The man laughed. “Six Wonders down, one to go.”

“Well, that’s not exactly true.”

Silence. “What do you mean?”

“The Bridal Chamber. Looks like you were left at the altar.”

This time, a longer silence.

“We’re at the diamond now—this is the diamond, right? The parallelogram part of the tangram puzzle?”

“What about it?”

He didn’t deny it. They were right. “The girl is alive.”

“That’s not true. It can’t be true.”

“I don’t make the weather, man. Besides, why would I start lying to you now? It might sully our beautiful friendship.”

Silence again. Then the killer raised his voice. He was starting to crack. “It’s not true. It’s not. And wait until you see what’s next, Detective Byrne. You will never forget it. Never.”

The line went dead.

Byrne threw his phone halfway to center field. A few minutes later, Josh Bontrager jogged out to get it.

THEY HAD SIX of the tangram pieces—five triangles and one diamond. The killer had left the bodies of Caitlin O’Riordan, Elise Beausoleil, Monica Renzi, Katja Dovic, and a girl they had just identified as Patricia Sato—a runaway from Albany—in North Philadelphia parcels of land that were in the shape of a triangle. He had left his newest victim, as yet unidentified, still alive, on a baseball diamond. All that was left was the square. They had tried dozens of configurations with the pieces they had, trying to build the swan diagram. The horrifying truth was that just about every building in North Philly was either a rectangle or a square.

AT 4:28 Jessica’s phone rang. They were still at the Cecil B. Moore scene. The crime-scene unit was processing the cabinet. It was Tony Park calling.

“Anything on the canvass?” Jessica asked.

“Nothing yet,” Park said. “It’s late, it’s hot, we have a lot of pissed-off people named Swan or Swann in Philadelphia this morning.”

“They’ll get over it.”

“I do have something interesting on what that magician fellow found. Something about Cygne.”

“What about it?”

“There’s a Galerie Cygne,” Park said. “Spelled exactly the same way. It’s the only listing in the city with a name even close.”

“Where is it?”

“Twenty-fourth and Market.”

Tony Park gave her the address. Jessica clicked off, told Byrne. “I’m going to go check on this,” she said.

Byrne held up his handset. “Stay on channel.”

“You got it.”

EIGHTY-FIVE

4:30 AM

SWANN CARRIED the box. It was heavy. He had forgotten how heavy it could be.

They were lying to him. It was a trick. Their trick. Claire was dead. She was in the Bridal Chamber. They would pay for this.

“You have failed.”

“I have not.”

“Acceptance is not enough, Joseph.”

“It is not just acceptance. It is certainty.”

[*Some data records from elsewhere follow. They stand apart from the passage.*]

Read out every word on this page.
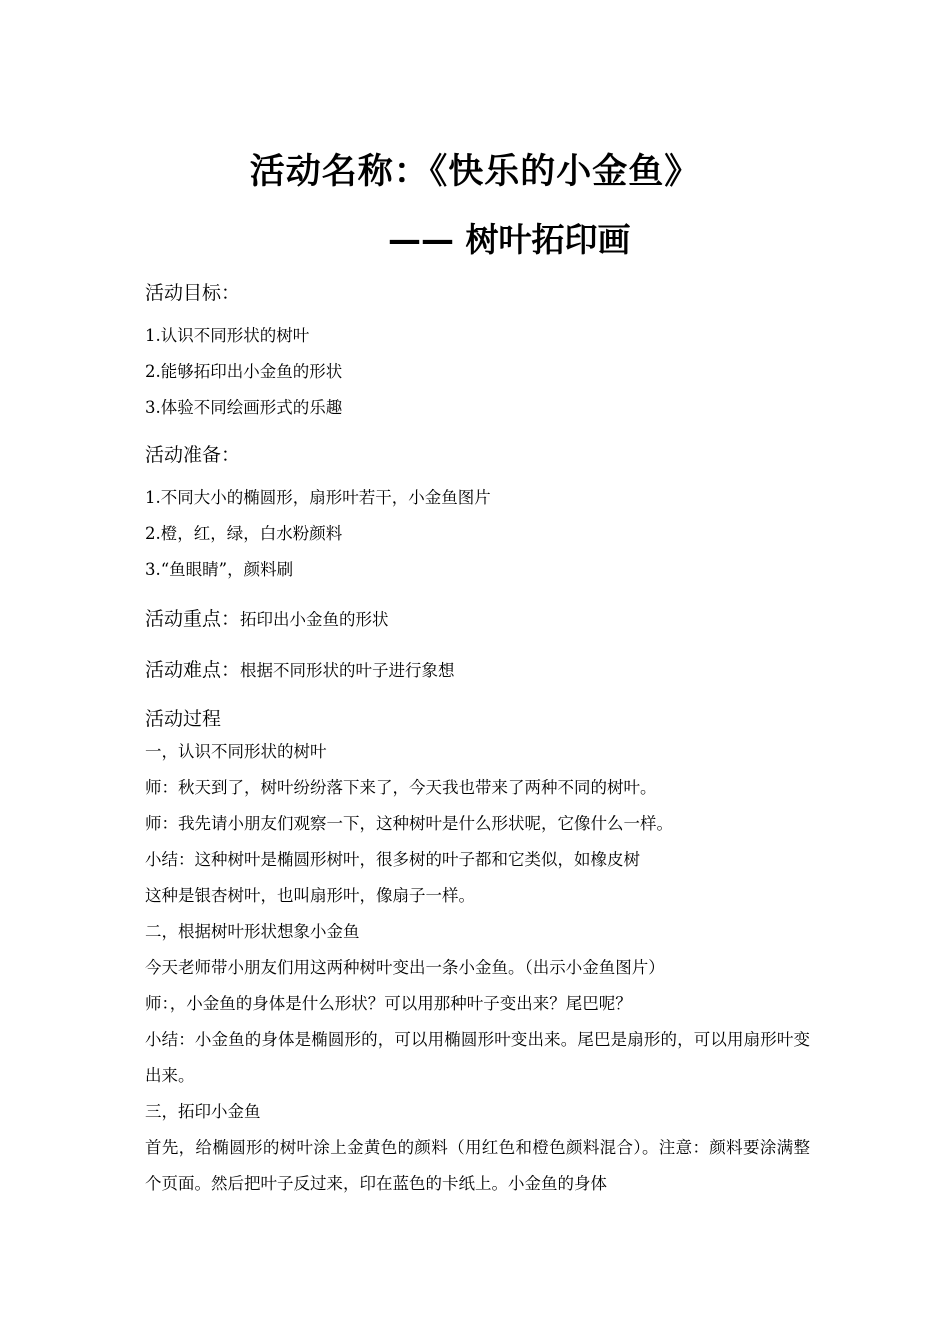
活动名称：《快乐的小金鱼》
—— 树叶拓印画

活动目标：

1.认识不同形状的树叶

2.能够拓印出小金鱼的形状

3.体验不同绘画形式的乐趣

活动准备：

1.不同大小的椭圆形，扇形叶若干，小金鱼图片

2.橙，红，绿，白水粉颜料

3.“鱼眼睛”，颜料刷

活动重点：拓印出小金鱼的形状

活动难点：根据不同形状的叶子进行象想

活动过程

一，认识不同形状的树叶

师：秋天到了，树叶纷纷落下来了，今天我也带来了两种不同的树叶。

师：我先请小朋友们观察一下，这种树叶是什么形状呢，它像什么一样。

小结：这种树叶是椭圆形树叶，很多树的叶子都和它类似，如橡皮树

这种是银杏树叶，也叫扇形叶，像扇子一样。

二，根据树叶形状想象小金鱼

今天老师带小朋友们用这两种树叶变出一条小金鱼。（出示小金鱼图片）

师：，小金鱼的身体是什么形状？可以用那种叶子变出来？尾巴呢？

小结：小金鱼的身体是椭圆形的，可以用椭圆形叶变出来。尾巴是扇形的，可以用扇形叶变出来。

三，拓印小金鱼

首先，给椭圆形的树叶涂上金黄色的颜料（用红色和橙色颜料混合）。注意：颜料要涂满整个页面。然后把叶子反过来，印在蓝色的卡纸上。小金鱼的身体
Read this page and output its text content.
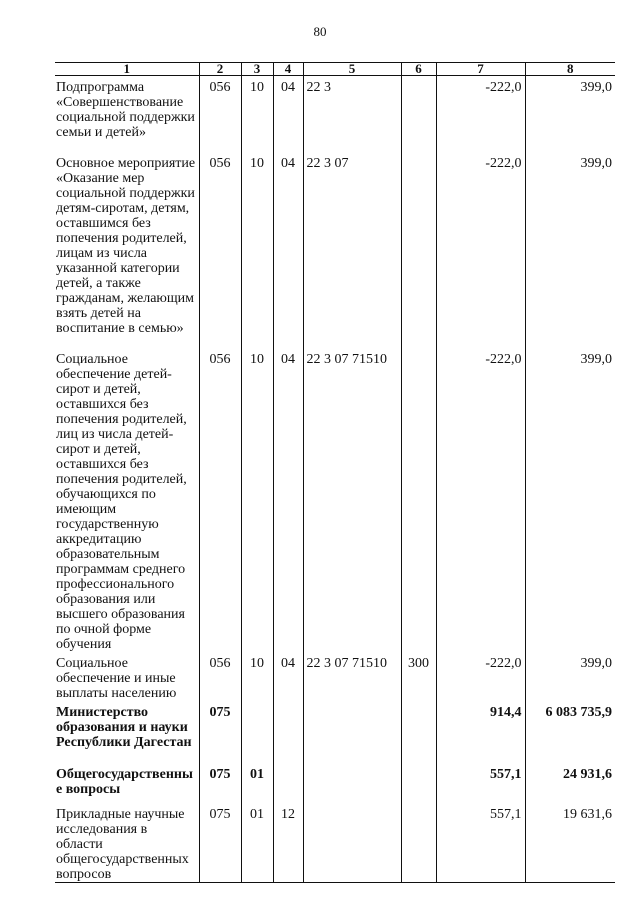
80
1	2	3	4	5	6	7	8
Подпрограмма «Совершенствование социальной поддержки семьи и детей»	056	10	04	22 3		-222,0	399,0
Основное мероприятие «Оказание мер социальной поддержки детям-сиротам, детям, оставшимся без попечения родителей, лицам из числа указанной категории детей, а также гражданам, желающим взять детей на воспитание в семью»	056	10	04	22 3 07		-222,0	399,0
Социальное обеспечение детей-сирот и детей, оставшихся без попечения родителей, лиц из числа детей-сирот и детей, оставшихся без попечения родителей, обучающихся по имеющим государственную аккредитацию образовательным программам среднего профессионального образования или высшего образования по очной форме обучения	056	10	04	22 3 07 71510		-222,0	399,0
Социальное обеспечение и иные выплаты населению	056	10	04	22 3 07 71510	300	-222,0	399,0
Министерство образования и науки Республики Дагестан	075					914,4	6 083 735,9
Общегосударственные вопросы	075	01				557,1	24 931,6
Прикладные научные исследования в области общегосударственных вопросов	075	01	12			557,1	19 631,6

Just about everything was in place for his grand finale. They would forever remember him. He would find a niche in the hierarchy of all things magic, all things puzzling, all things inexplicable. Even Thoreau believed that human beings require mystery.

“People must believe the impossible.”

“They will believe.”

“All magic is mentalism, Joseph. All magic makes people believe. The effect is in the mind.”

He could no longer carry the box. He put it down, began to drag it.

“All magic is mentalism,” he repeated. “All magic.”

He got the box into position. He sat down next to it.

The effect is in the mind.

EIGHTY-SIX

4:55 AM

JESSICA PARKED ON Market Street. The facade of the Thirtieth Street train station loomed in the near distance, its lights reflected on the calm surface of the Schuylkill River.

She replayed the last video over and over in her mind. The Bridal Chamber. She thought of the way the girl looked in that antique dress, how frightened she had been. She thought of the blood. She had called the hospital on the way across town. The girl was being prepped for surgery.